The museum is housed in the old Primary School.

The visit to the Museum of Agricultural and Cultural Heritage of Europe is a special experience!

Live it!

Μουσείο Αγροτικής και Πολιτιστικής Κληρονομιάς Ευρωπού


Association of “Anatolikoromyliotes” of Polykastro

More than 1000 objects (textiles, tools, household utensils, local costumes, historical documents, equipment and especially objects of high aesthetics) recount  the visitor of the museum the cultural and folklore course of the Anatolikoromyliotes “Sinapliotes” residents of Polykastro.
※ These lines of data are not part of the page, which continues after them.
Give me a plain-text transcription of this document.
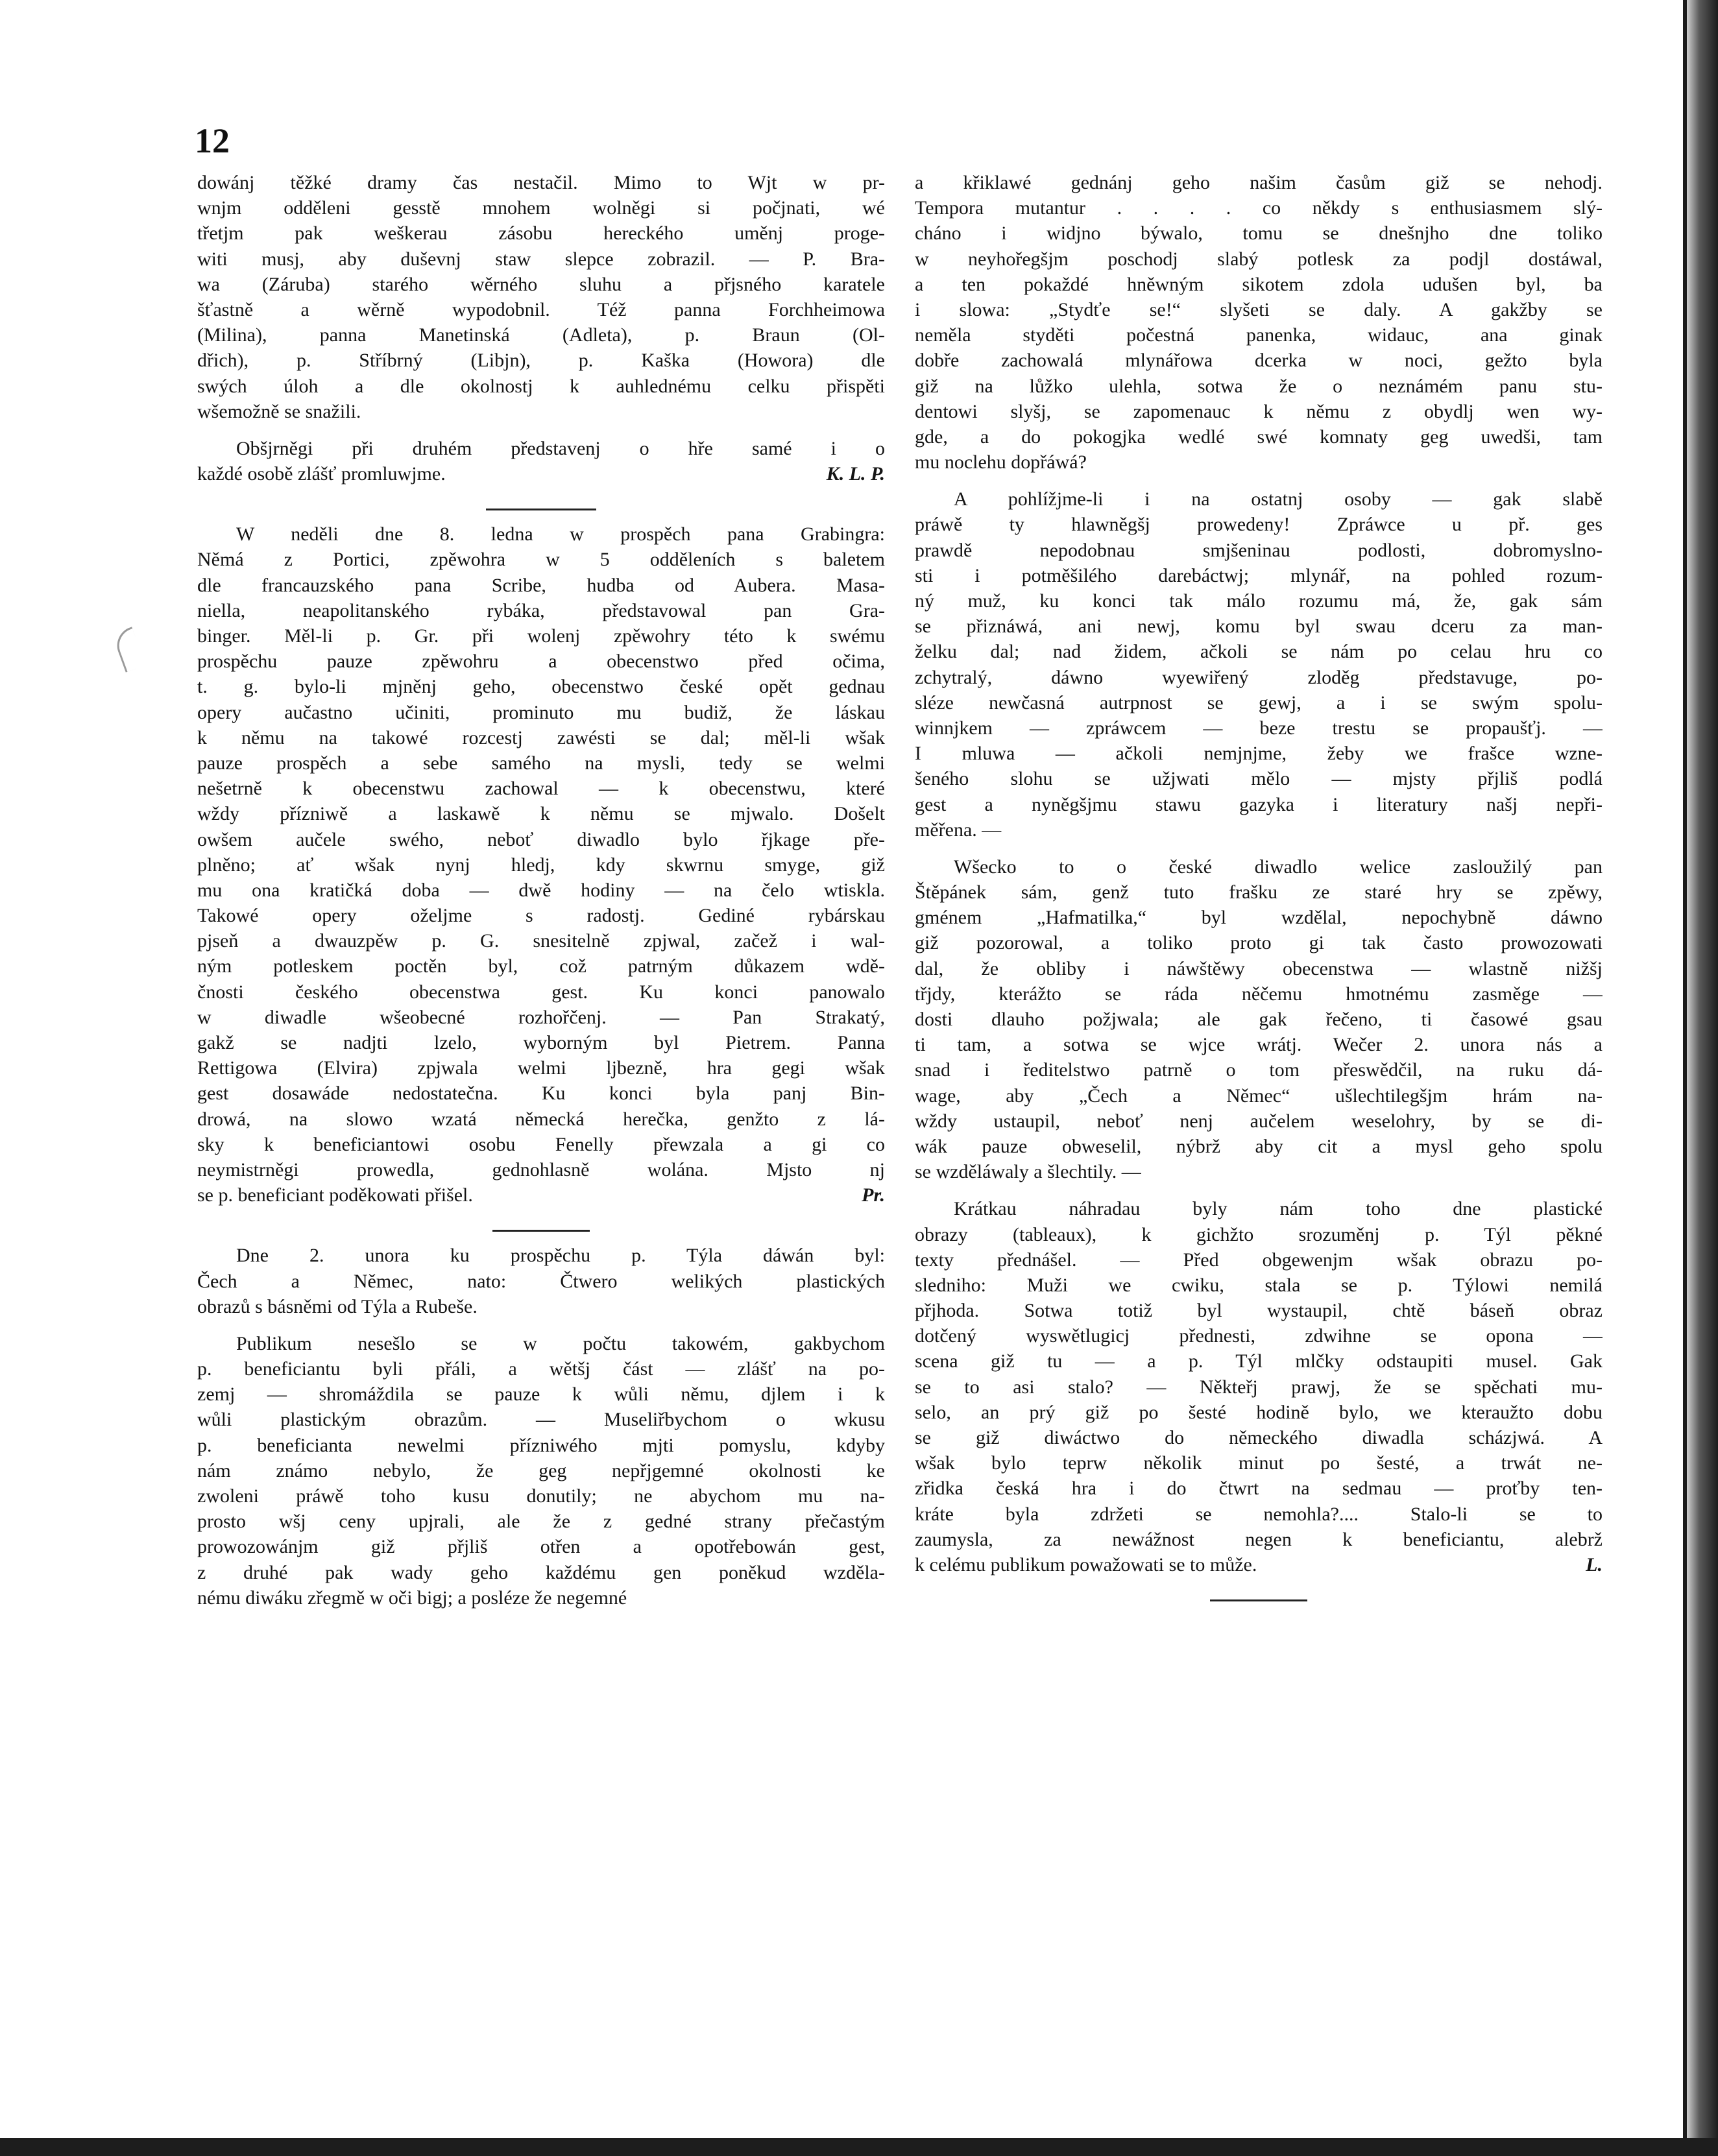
12
dowánj těžké dramy čas nestačil. Mimo to Wjt w pr-
wnjm odděleni gesstě mnohem wolněgi si počjnati, wé
třetjm pak weškerau zásobu hereckého uměnj proge-
witi musj, aby duševnj staw slepce zobrazil. — P. Bra-
wa (Záruba) starého wěrného sluhu a přjsného karatele
šťastně a wěrně wypodobnil. Též panna Forchheimowa
(Milina), panna Manetinská (Adleta), p. Braun (Ol-
dřich), p. Stříbrný (Libjn), p. Kaška (Howora) dle
swých úloh a dle okolnostj k auhlednému celku přispěti
wšemožně se snažili.
Obšjrněgi při druhém představenj o hře samé i o
K. L. P.
každé osobě zlášť promluwjme.
W neděli dne 8. ledna w prospěch pana Grabingra:
Němá z Portici, zpěwohra w 5 odděleních s baletem
dle francauzského pana Scribe, hudba od Aubera. Masa-
niella, neapolitanského rybáka, představowal pan Gra-
binger. Měl-li p. Gr. při wolenj zpěwohry této k swému
prospěchu pauze zpěwohru a obecenstwo před očima,
t. g. bylo-li mjněnj geho, obecenstwo české opět gednau
opery aučastno učiniti, prominuto mu budiž, že láskau
k němu na takowé rozcestj zawésti se dal; měl-li wšak
pauze prospěch a sebe samého na mysli, tedy se welmi
nešetrně k obecenstwu zachowal — k obecenstwu, které
wždy přízniwě a laskawě k němu se mjwalo. Došelt
owšem aučele swého, neboť diwadlo bylo řjkage pře-
plněno; ať wšak nynj hledj, kdy skwrnu smyge, giž
mu ona kratičká doba — dwě hodiny — na čelo wtiskla.
Takowé opery oželjme s radostj. Gediné rybárskau
pjseň a dwauzpěw p. G. snesitelně zpjwal, začež i wal-
ným potleskem poctěn byl, což patrným důkazem wdě-
čnosti českého obecenstwa gest. Ku konci panowalo
w diwadle wšeobecné rozhořčenj. — Pan Strakatý,
gakž se nadjti lzelo, wyborným byl Pietrem. Panna
Rettigowa (Elvira) zpjwala welmi ljbezně, hra gegi wšak
gest dosawáde nedostatečna. Ku konci byla panj Bin-
drowá, na slowo wzatá německá herečka, genžto z lá-
sky k beneficiantowi osobu Fenelly přewzala a gi co
neymistrněgi prowedla, gednohlasně wolána. Mjsto nj
Pr.
se p. beneficiant poděkowati přišel.
Dne 2. unora ku prospěchu p. Týla dáwán byl:
Čech a Němec, nato: Čtwero welikých plastických
obrazů s básněmi od Týla a Rubeše.
Publikum nesešlo se w počtu takowém, gakbychom
p. beneficiantu byli přáli, a wětšj část — zlášť na po-
zemj — shromáždila se pauze k wůli němu, djlem i k
wůli plastickým obrazům. — Museliřbychom o wkusu
p. beneficianta newelmi přízniwého mjti pomyslu, kdyby
nám známo nebylo, že geg nepřjgemné okolnosti ke
zwoleni práwě toho kusu donutily; ne abychom mu na-
prosto wšj ceny upjrali, ale že z gedné strany přečastým
prowozowánjm giž přjliš otřen a opotřebowán gest,
z druhé pak wady geho každému gen poněkud wzděla-
nému diwáku zřegmě w oči bigj; a posléze že negemné
a křiklawé gednánj geho našim časům giž se nehodj.
Tempora mutantur . . . . co někdy s enthusiasmem slý-
cháno i widjno býwalo, tomu se dnešnjho dne toliko
w neyhořegšjm poschodj slabý potlesk za podjl dostáwal,
a ten pokaždé hněwným sikotem zdola udušen byl, ba
i slowa: „Stydťe se!“ slyšeti se daly. A gakžby se
neměla styděti počestná panenka, widauc, ana ginak
dobře zachowalá mlynářowa dcerka w noci, gežto byla
giž na lůžko ulehla, sotwa že o neznámém panu stu-
dentowi slyšj, se zapomenauc k němu z obydlj wen wy-
gde, a do pokogjka wedlé swé komnaty geg uwedši, tam
mu noclehu dopřáwá?
A pohlížjme-li i na ostatnj osoby — gak slabě
práwě ty hlawněgšj prowedeny! Zpráwce u př. ges
prawdě nepodobnau smjšeninau podlosti, dobromyslno-
sti i potměšilého darebáctwj; mlynář, na pohled rozum-
ný muž, ku konci tak málo rozumu má, že, gak sám
se přiznáwá, ani newj, komu byl swau dceru za man-
želku dal; nad židem, ačkoli se nám po celau hru co
zchytralý, dáwno wyewiřený zloděg představuge, po-
sléze newčasná autrpnost se gewj, a i se swým spolu-
winnjkem — zpráwcem — beze trestu se propaušťj. —
I mluwa — ačkoli nemjnjme, žeby we frašce wzne-
šeného slohu se užjwati mělo — mjsty přjliš podlá
gest a nyněgšjmu stawu gazyka i literatury našj nepři-
měřena. —
Wšecko to o české diwadlo welice zasloužilý pan
Štěpánek sám, genž tuto frašku ze staré hry se zpěwy,
gménem „Hafmatilka,“ byl wzdělal, nepochybně dáwno
giž pozorowal, a toliko proto gi tak často prowozowati
dal, že obliby i náwštěwy obecenstwa — wlastně nižšj
třjdy, kterážto se ráda něčemu hmotnému zasměge —
dosti dlauho požjwala; ale gak řečeno, ti časowé gsau
ti tam, a sotwa se wjce wrátj. Wečer 2. unora nás a
snad i ředitelstwo patrně o tom přeswědčil, na ruku dá-
wage, aby „Čech a Němec“ ušlechtilegšjm hrám na-
wždy ustaupil, neboť nenj aučelem weselohry, by se di-
wák pauze obweselil, nýbrž aby cit a mysl geho spolu
se wzděláwaly a šlechtily. —
Krátkau náhradau byly nám toho dne plastické
obrazy (tableaux), k gichžto srozuměnj p. Týl pěkné
texty přednášel. — Před obgewenjm wšak obrazu po-
sledniho: Muži we cwiku, stala se p. Týlowi nemilá
přjhoda. Sotwa totiž byl wystaupil, chtě báseň obraz
dotčený wyswětlugicj přednesti, zdwihne se opona —
scena giž tu — a p. Týl mlčky odstaupiti musel. Gak
se to asi stalo? — Někteřj prawj, že se spěchati mu-
selo, an prý giž po šesté hodině bylo, we kteraužto dobu
se giž diwáctwo do německého diwadla scházjwá. A
wšak bylo teprw několik minut po šesté, a trwát ne-
zřidka česká hra i do čtwrt na sedmau — proťby ten-
kráte byla zdržeti se nemohla?.... Stalo-li se to
zaumysla, za newážnost negen k beneficiantu, alebrž
L.
k celému publikum powažowati se to může.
The Historical and Folklore Museum of Polykastro is the second organized folklore museum of Kilkis and is considered as one of the important reference points of the wider area of ​​the Municipality of Paionia.

It often welcomes organized groups of visitors and especially students, as part of educational activities.

The art, culture and folklore of Eastern Romulia remain alive.

Ιστορικό και Λαογραφικό Μουσείο Πολυκάστρου


The history, folklore and culture of Amydona, in today’s Axiochori, are presented to the visitor and travel through time. In the “Amydoneio Folklore Museum” which operates under the responsibility of the Cultural Association of Axiochori, the local history comes to life.